La sartoria delle ragazze Down
L’idea, gli incontri, la collezione. «Fanno tutto le ragazze, con talento»
Una sartoria di alta qualità, dove le sarte, le designer, le modelle, le social media manager sono ragazze con sindrome di Down e con disabilità genetiche. Il principio da cui parte tutto, e da cui è partita l’anima-mente-cuore del progetto «Sartorie Leggere», Barbara Montanari, è molto chiaro, oltre che semplice, se non fosse che la strada per arrivarci è piena di ostacoli: «Le persone con disabilità non devono essere oggetto di puro assistenzialismo, perché le persone con disabilità hanno dei talenti e questi talenti possono creare profitto».
Barbara Montanari, 47 anni, imprenditrice metà di Carpi metà di Crevalcore, con una fetta di vita lunga 15 anni passata in India nella città-utopia di Auroville, madre di due figlie, di cui, la più piccola di 8 anni con sindrome di Down, due anni fa viene lasciata a casa dall’azienda per cui lavorava nel Bolognese. Si occupava di mercato estero, lei che aveva commercializzato in Italia e a Bologna prodotti realizzati (in maniera rigorosamente equo-solidale) in India proprio da donne disabili e da persone in gravi difficoltà. «Ero una mamma 104, come chiamano noi che, per assistere i figli disabili, usufruiscono troppo della legge 104». Lasciatasi alle spalle l’India (e il padre delle sue figlie) dopo la nascita della bimba più piccola con sindrome di Down, e una volta licenziata dall’azienda per cui faceva la manager, Barbara inizia a pensare come essere qualcosa di diverso da una mamma single con una figlia disabile. E mentre lo pensa, incontra altre mamme nella stessa situazione attraverso l’associazione «Passo passo» che si dedica all’inclusione delle persone con disabilità. «Perché non creiamo qualcosa di nostro, ma facendolo creare alle nostre figlie?», chiede e si chiede.
Così con sua madre, «nonna Attilia» per tutte, 74 anni e un passato da product manager nell’alta, anzi altissima, moda, inizia a fare quello che entrambe sanno fare meglio: creare. Vestiti in questo caso. Barbara, nonna Attilia, e altre quattro mamme comprano una macchina da cucire, acquistano stoffe vintage di alta sartoria e iniziano a fare vestiti.
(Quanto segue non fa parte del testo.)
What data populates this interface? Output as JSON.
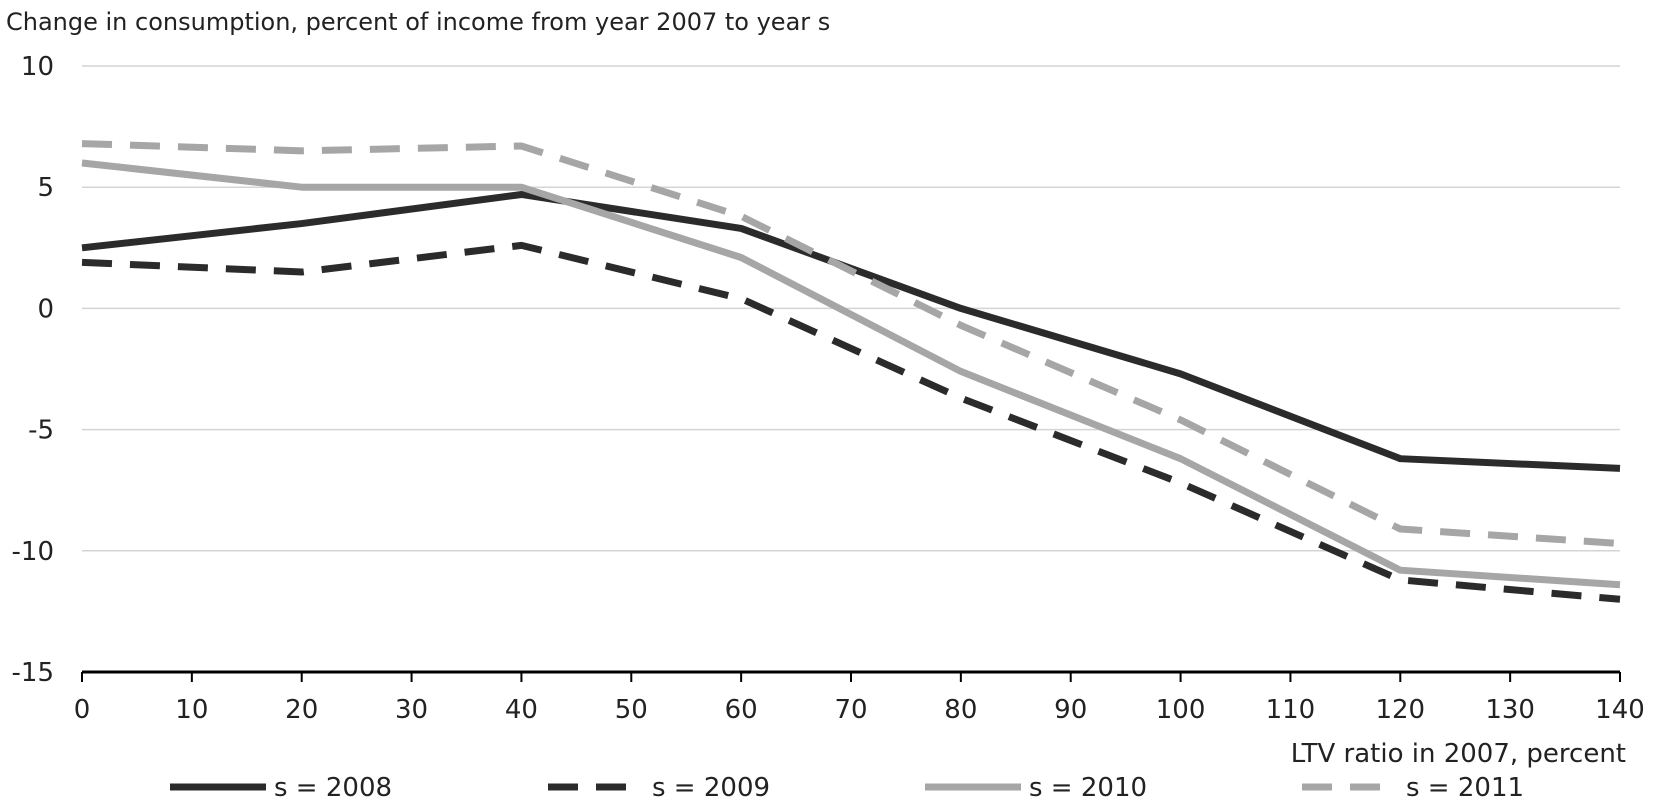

I primi quaranta, esposti nel nuovo spazio «Lele, il portiere di quartiere», piccola azienda con sede al Saragozza che vende servizi di vicinato, sono andati letteralmente a ruba il giorno dell’inaugurazione. A indossarli una modella con sindrome di Down, figlia di un padre attivo nell’associazione che riunisce i genitori di ragazzi con trisomia 21. Altri abiti arriveranno presto e, tenendo d’occhio la pagina Facebook di «Sartorie Leggere», si potrà vedere dove saranno venduti. Intanto «Lele» sarà il punto di riferimento delle mamme-imprenditrici, riunite in +MA, associazione fondata da Barbara.
«Nonna Attilia formerà le sarte — spiega Barbara — e poi, a seconda delle inclinazioni personali, alcune disegneranno i vestiti, altre faranno le blogger. L’idea è che loro stesse realizzino abiti adatti alla loro fisicità. Vogliamo una linea nostra». Una catena bolognese ha già commissionato i vestiti a «Sartorie Leggere». Il sogno dei sogni? «Un locale dove si mangia e si vendono i prodotti realizzati dai ragazzi disabili. Entri, mangi, esci con un vaso, un vestito, un quadro. Stiamo cercando un locale». La sartoria è solo l’inizio. La strada sarà anche in salita, ma le gambe di queste donne sono belle forti.